What happens in the brain when we learn

Findings could enhance teaching methods and lead to treatments for cognitive problems
October 28, 2015

Isolated cells in the visual cortex of a mouse (credit: Alfredo/Kirkwood (JHU))

A Johns Hopkins University-led research team has proven a working theory that explains what happens in the brain when we learn, as described in the current issue of the journal Neuron.

More than a century ago, Pavlov figured out that dogs fed after hearing a bell eventually began to salivate when they heard the bell ring. The team looked into the question of how Pavlov’s dogs (in “classical conditioning”) managed to associate an action with a delayed reward to create knowledge. For decades, scientists had a working theory of how it happened, but the team is now the first to prove it.
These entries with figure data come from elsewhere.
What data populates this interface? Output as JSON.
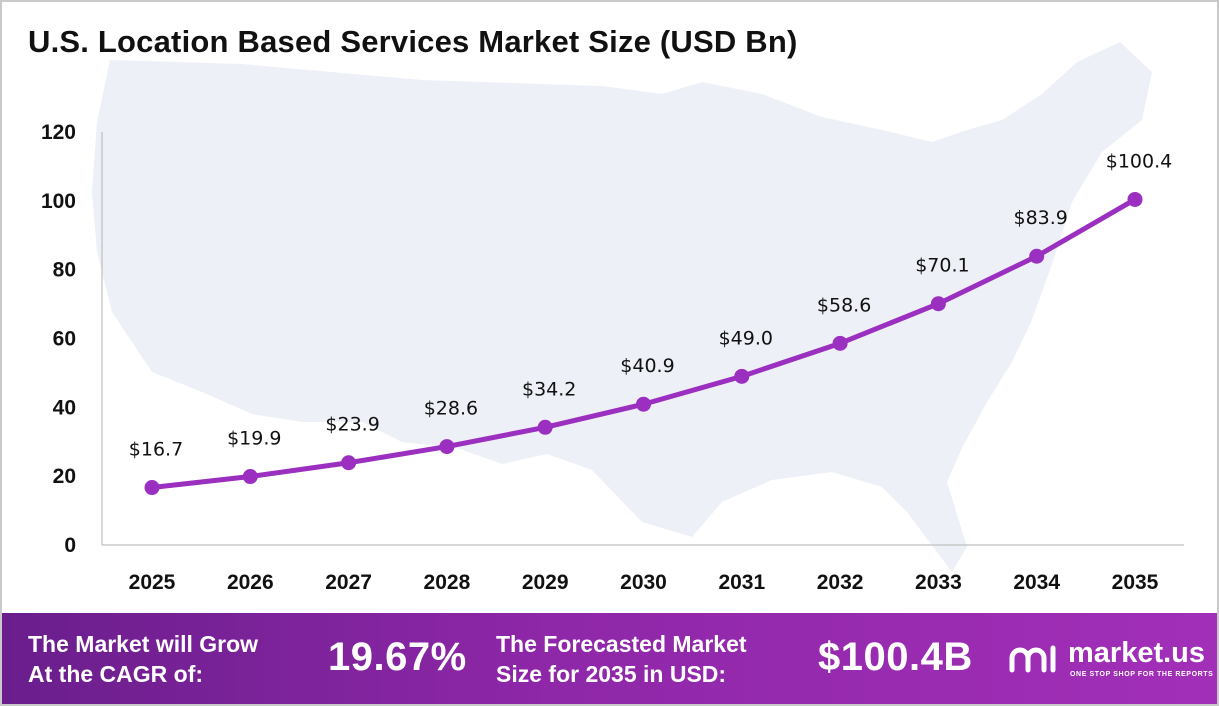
{
  "chart_data": {
    "type": "line",
    "title": "U.S. Location Based Services Market Size (USD Bn)",
    "xlabel": "",
    "ylabel": "",
    "categories": [
      "2025",
      "2026",
      "2027",
      "2028",
      "2029",
      "2030",
      "2031",
      "2032",
      "2033",
      "2034",
      "2035"
    ],
    "values": [
      16.7,
      19.9,
      23.9,
      28.6,
      34.2,
      40.9,
      49.0,
      58.6,
      70.1,
      83.9,
      100.4
    ],
    "data_labels": [
      "$16.7",
      "$19.9",
      "$23.9",
      "$28.6",
      "$34.2",
      "$40.9",
      "$49.0",
      "$58.6",
      "$70.1",
      "$83.9",
      "$100.4"
    ],
    "ylim": [
      0,
      120
    ],
    "yticks": [
      0,
      20,
      40,
      60,
      80,
      100,
      120
    ],
    "grid": false,
    "legend": "none",
    "line_color": "#9b2fc0",
    "background_map_color": "#eef0f7"
  },
  "footer": {
    "cagr_label_line1": "The Market will Grow",
    "cagr_label_line2": "At the CAGR of:",
    "cagr_value": "19.67%",
    "forecast_label_line1": "The Forecasted Market",
    "forecast_label_line2": "Size for 2035 in USD:",
    "forecast_value": "$100.4B",
    "brand_name": "market.us",
    "brand_tagline": "ONE STOP SHOP FOR THE REPORTS",
    "colors": {
      "start": "#6a1e8c",
      "end": "#a22fb8"
    }
  },
  "icons": {
    "logo": "market-us-logo-icon",
    "background": "usa-map-silhouette"
  }
}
“If you’re trying to train a dog to sit, the initial neural stimuli, the command, is gone almost instantly — it lasts as long as the word sit,” said neuroscientist Alfredo Kirkwood, a professor with the university’s Zanvyl Krieger Mind/Brain Institute. “Before the reward comes, the dog’s brain has already turned to other things. The mystery was, ‘How does the brain link an action that’s over in a fraction of a second with a reward that doesn’t come until much later?’ ”

Eligibility traces

The working theory — which Kirkwood’s team has now validated experimentally — is that invisible “synaptic eligibility traces” effectively tag the synapses activated by the stimuli so that the learning can be cemented with the arrival of a reward. The reward is a neuromodulator* (neurochemical) that floods the dog’s brain with “good feelings.” Though the brain has long since processed the “sit” command, eligibility traces in the synapse respond to the neuromodulators, prompting a lasting synaptic change, a.k.a. “learning.”

The team was able to prove the eligibility-traces theory by isolating cells in the visual cortex of a mouse. When they stimulated the axon of one cell with an electrical impulse, they sparked a response in another cell. By doing this repeatedly, they mimicked the synaptic response between two cells as they process a stimulus and create an eligibility trace.
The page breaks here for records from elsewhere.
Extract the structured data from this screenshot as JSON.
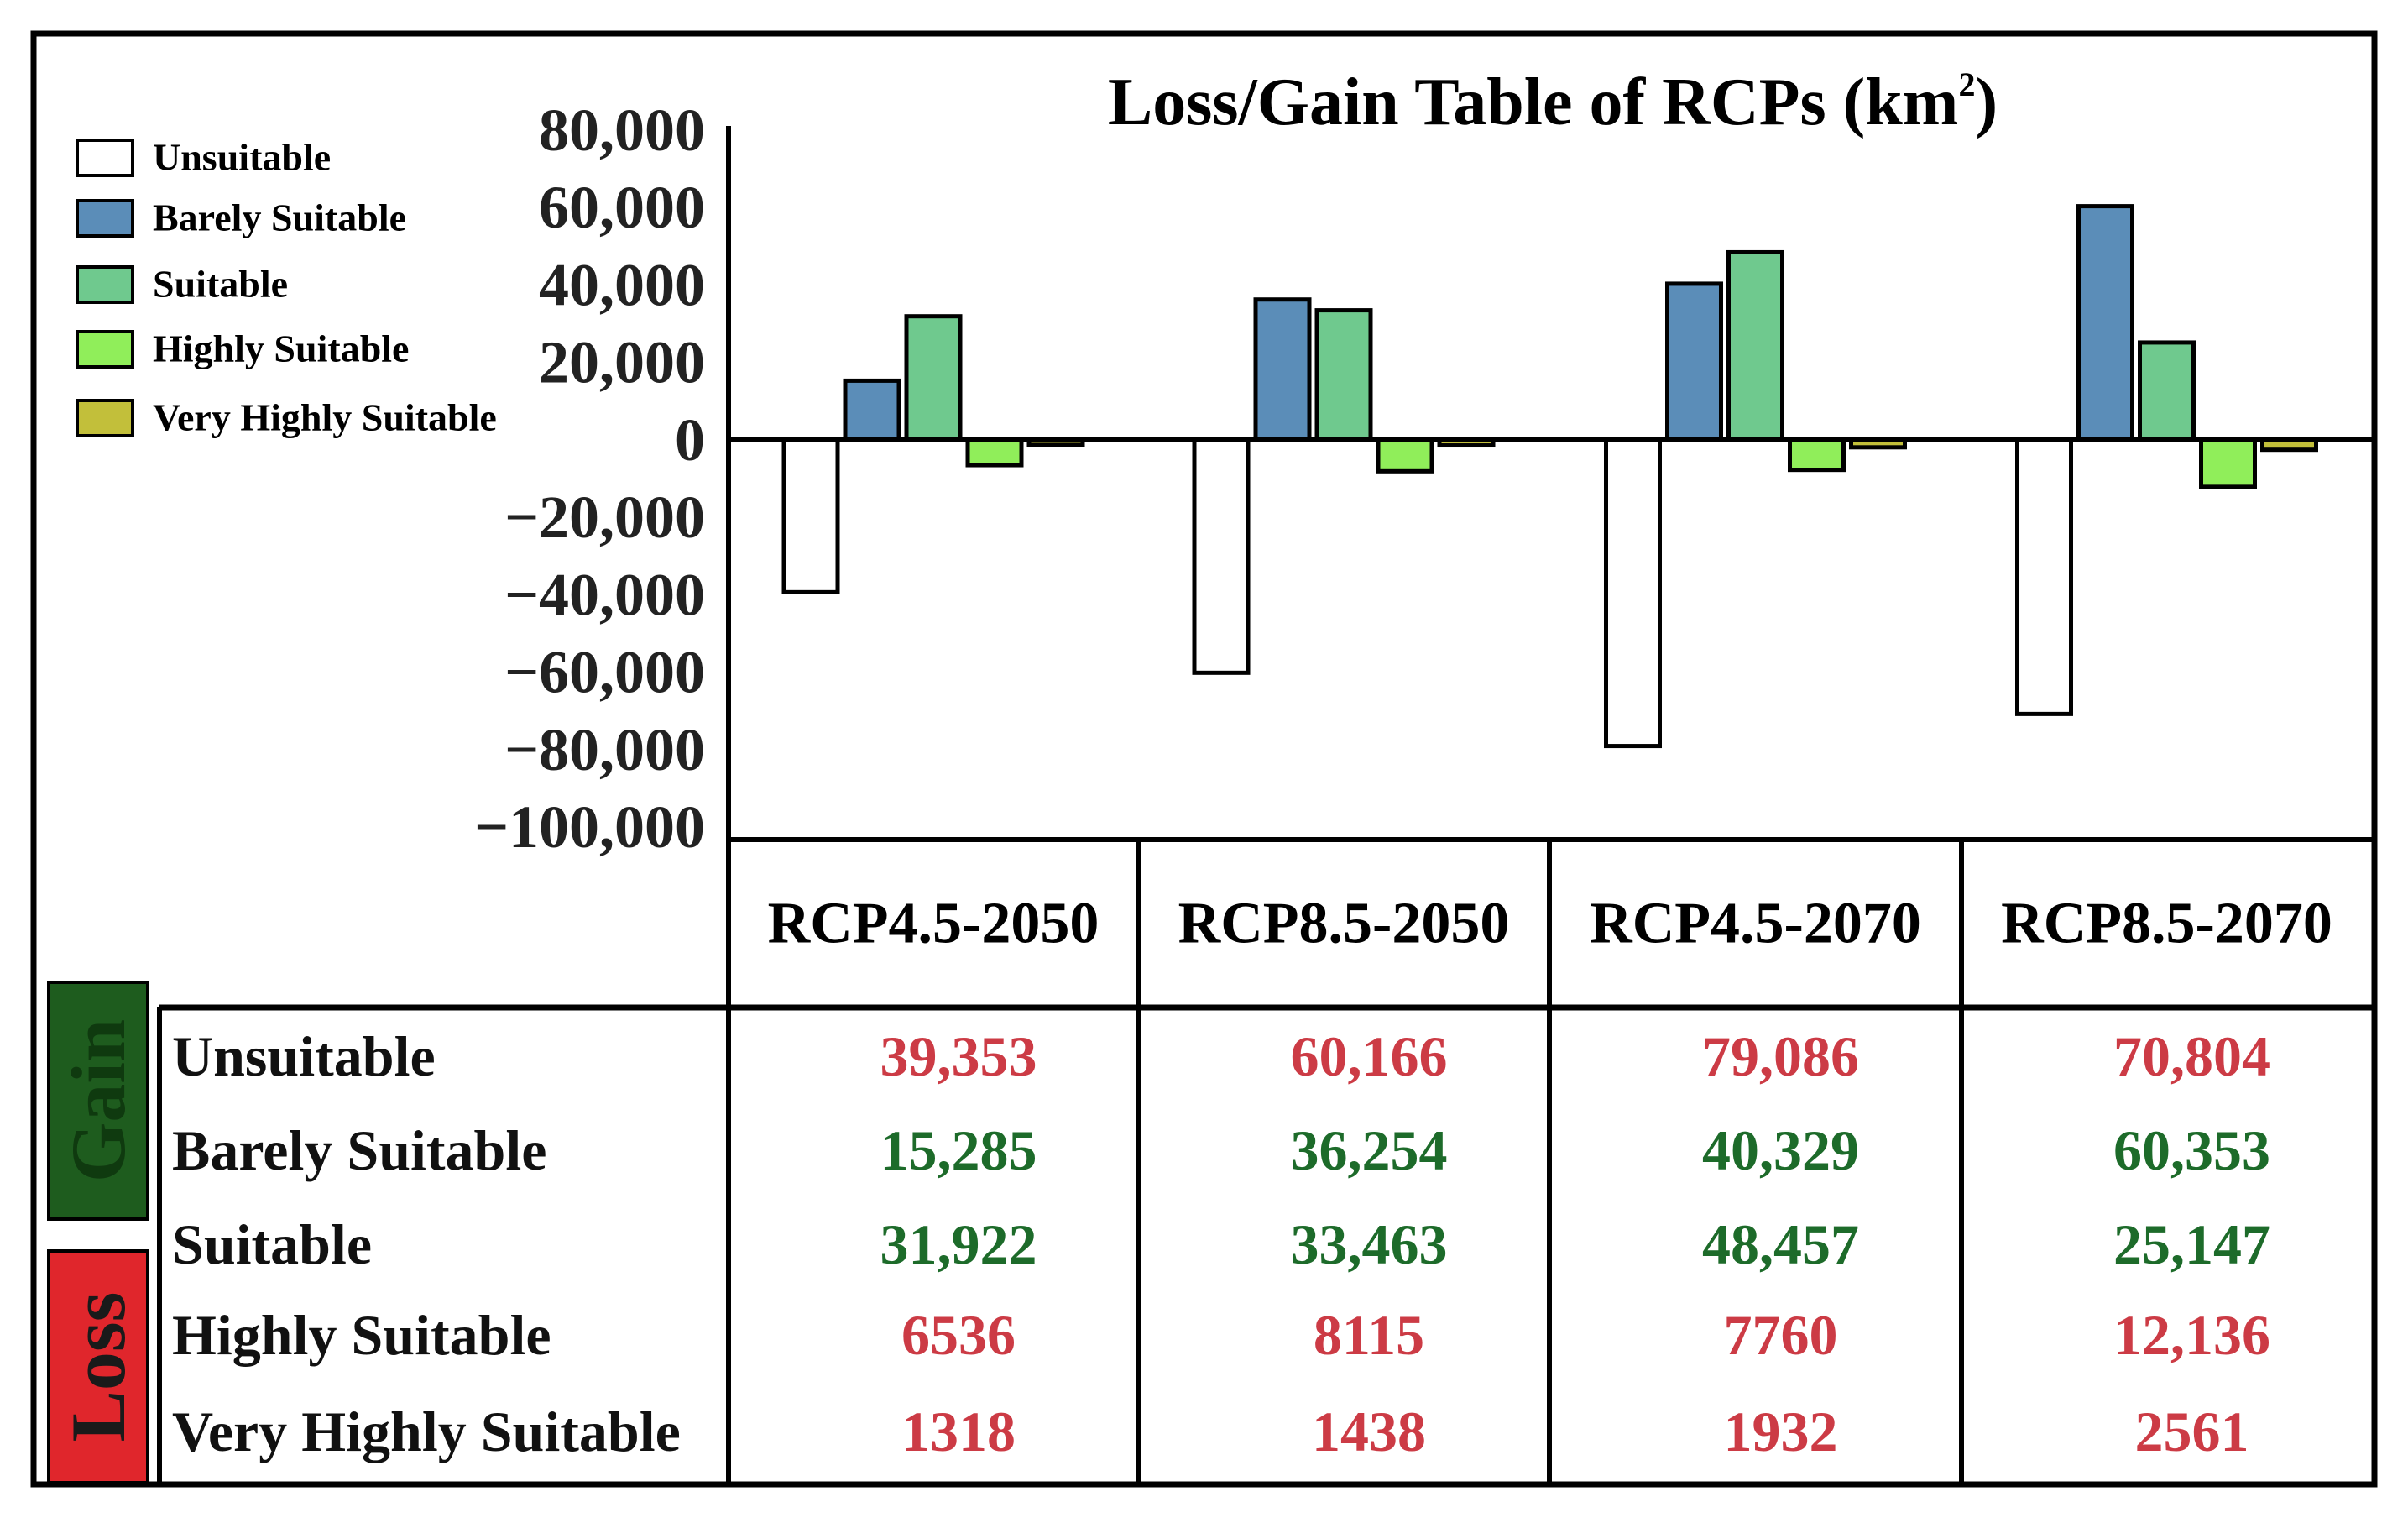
{
  "chart_data": {
    "type": "bar",
    "title": "Loss/Gain Table of RCPs (km²)",
    "title_main": "Loss/Gain Table of RCPs (km",
    "title_sup": "2",
    "title_close": ")",
    "categories": [
      "RCP4.5-2050",
      "RCP8.5-2050",
      "RCP4.5-2070",
      "RCP8.5-2070"
    ],
    "ylim": [
      -100000,
      80000
    ],
    "yticks": [
      80000,
      60000,
      40000,
      20000,
      0,
      -20000,
      -40000,
      -60000,
      -80000,
      -100000
    ],
    "ytick_labels": [
      "80,000",
      "60,000",
      "40,000",
      "20,000",
      "0",
      "−20,000",
      "−40,000",
      "−60,000",
      "−80,000",
      "−100,000"
    ],
    "grid": false,
    "legend_position": "top-left",
    "series": [
      {
        "name": "Unsuitable",
        "color": "#ffffff",
        "values": [
          -39353,
          -60166,
          -79086,
          -70804
        ]
      },
      {
        "name": "Barely Suitable",
        "color": "#5b8db8",
        "values": [
          15285,
          36254,
          40329,
          60353
        ]
      },
      {
        "name": "Suitable",
        "color": "#6fc98e",
        "values": [
          31922,
          33463,
          48457,
          25147
        ]
      },
      {
        "name": "Highly Suitable",
        "color": "#90ee5a",
        "values": [
          -6536,
          -8115,
          -7760,
          -12136
        ]
      },
      {
        "name": "Very Highly Suitable",
        "color": "#c2bf3a",
        "values": [
          -1318,
          -1438,
          -1932,
          -2561
        ]
      }
    ]
  },
  "table": {
    "side_labels": {
      "gain": "Gain",
      "gain_bg": "#1e5c1e",
      "gain_text": "#0f3a0f",
      "loss": "Loss",
      "loss_bg": "#e0262c",
      "loss_text": "#1a1a1a"
    },
    "rows": [
      {
        "label": "Unsuitable",
        "color": "#cc3b45",
        "cells": [
          "39,353",
          "60,166",
          "79,086",
          "70,804"
        ]
      },
      {
        "label": "Barely Suitable",
        "color": "#1d6b2a",
        "cells": [
          "15,285",
          "36,254",
          "40,329",
          "60,353"
        ]
      },
      {
        "label": "Suitable",
        "color": "#1d6b2a",
        "cells": [
          "31,922",
          "33,463",
          "48,457",
          "25,147"
        ]
      },
      {
        "label": "Highly Suitable",
        "color": "#cc3b45",
        "cells": [
          "6536",
          "8115",
          "7760",
          "12,136"
        ]
      },
      {
        "label": "Very Highly Suitable",
        "color": "#cc3b45",
        "cells": [
          "1318",
          "1438",
          "1932",
          "2561"
        ]
      }
    ]
  }
}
When the researchers later flooded the cells with neuromodulators, simulating the arrival of a delayed reward, the response between the cells strengthened (“long-term potentiation”) or weakened (“long-term depression”), showing that the cells had “learned” and were able to do so because of the eligibility trace.
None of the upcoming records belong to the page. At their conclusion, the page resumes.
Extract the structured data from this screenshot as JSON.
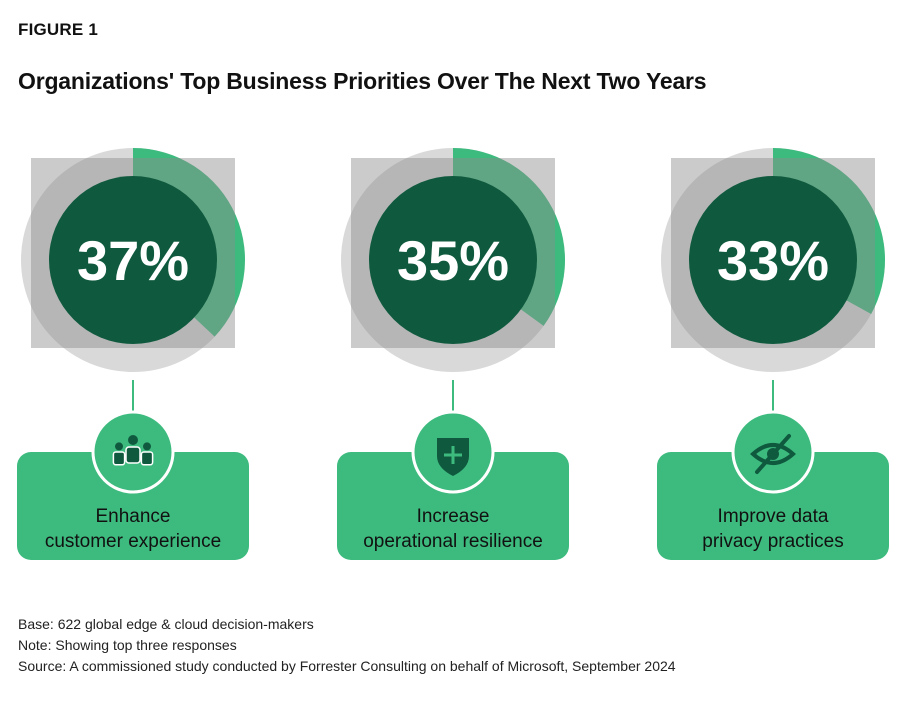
{
  "header": {
    "figure_label": "FIGURE 1",
    "title": "Organizations' Top Business Priorities Over The Next Two Years"
  },
  "chart_data": {
    "type": "pie",
    "title": "Organizations' Top Business Priorities Over The Next Two Years",
    "xlabel": "",
    "ylabel": "",
    "unit": "%",
    "categories": [
      "Enhance customer experience",
      "Increase operational resilience",
      "Improve data privacy practices"
    ],
    "values": [
      37,
      35,
      33
    ],
    "value_labels": [
      "37%",
      "35%",
      "33%"
    ],
    "caption_lines": [
      [
        "Enhance",
        "customer experience"
      ],
      [
        "Increase",
        "operational resilience"
      ],
      [
        "Improve data",
        "privacy practices"
      ]
    ],
    "icons": [
      "people-group-icon",
      "shield-plus-icon",
      "eye-slash-icon"
    ],
    "grid": false,
    "legend": "none"
  },
  "colors": {
    "dark_green": "#0f5a3e",
    "accent_green": "#3dbb7f",
    "ring_gray": "#d9d9d9",
    "overlay_gray": "#8c8c8c",
    "text": "#111111"
  },
  "footer": {
    "base": "Base: 622 global edge & cloud decision-makers",
    "note": "Note: Showing top three responses",
    "source": "Source: A commissioned study conducted by Forrester Consulting on behalf of Microsoft, September 2024"
  }
}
“This is the basis of how we learn things through reward,” Kirkwood said, “a fundamental aspect of learning.”

In addition to a greater understanding of the mechanics of learning, these findings could enhance teaching methods and lead to treatments for cognitive problems, the researchers suggest.

Scientists at the University of Texas at Houston and the University of California, Davis were also involved in the research, which was supported by grants from JHU’s Science of Learning Institute and National Institutes of Health.

* The neuromodulators tested were norepinephrine, serotonin, dopamine, and acetylcholine, all of which have been implicated in cortical plasticity (ability to grow and form new connections to other neurons).


Abstract of Distinct Eligibility Traces for LTP and LTD in Cortical Synapses

In reward-based learning, synaptic modifications depend on a brief stimulus and a temporally delayed reward, which poses the question of how synaptic activity patterns associate with a delayed reward. A theoretical solution to this so-called distal reward problem has been the notion of activity-generated “synaptic eligibility traces,” silent and transient synaptic tags that can be converted into long-term changes in synaptic strength by reward-linked neuromodulators. Here we report the first experimental demonstration of eligibility traces in cortical synapses. We demonstrate the Hebbian induction of distinct traces for LTP and LTD and their subsequent timing-dependent transformation into lasting changes by specific monoaminergic receptors anchored to postsynaptic proteins. Notably, the temporal properties of these transient traces allow stable learning in a recurrent neural network that accurately predicts the timing of the reward, further validating the induction and transformation of eligibility traces for LTP and LTD as a plausible synaptic substrate for reward-based learning.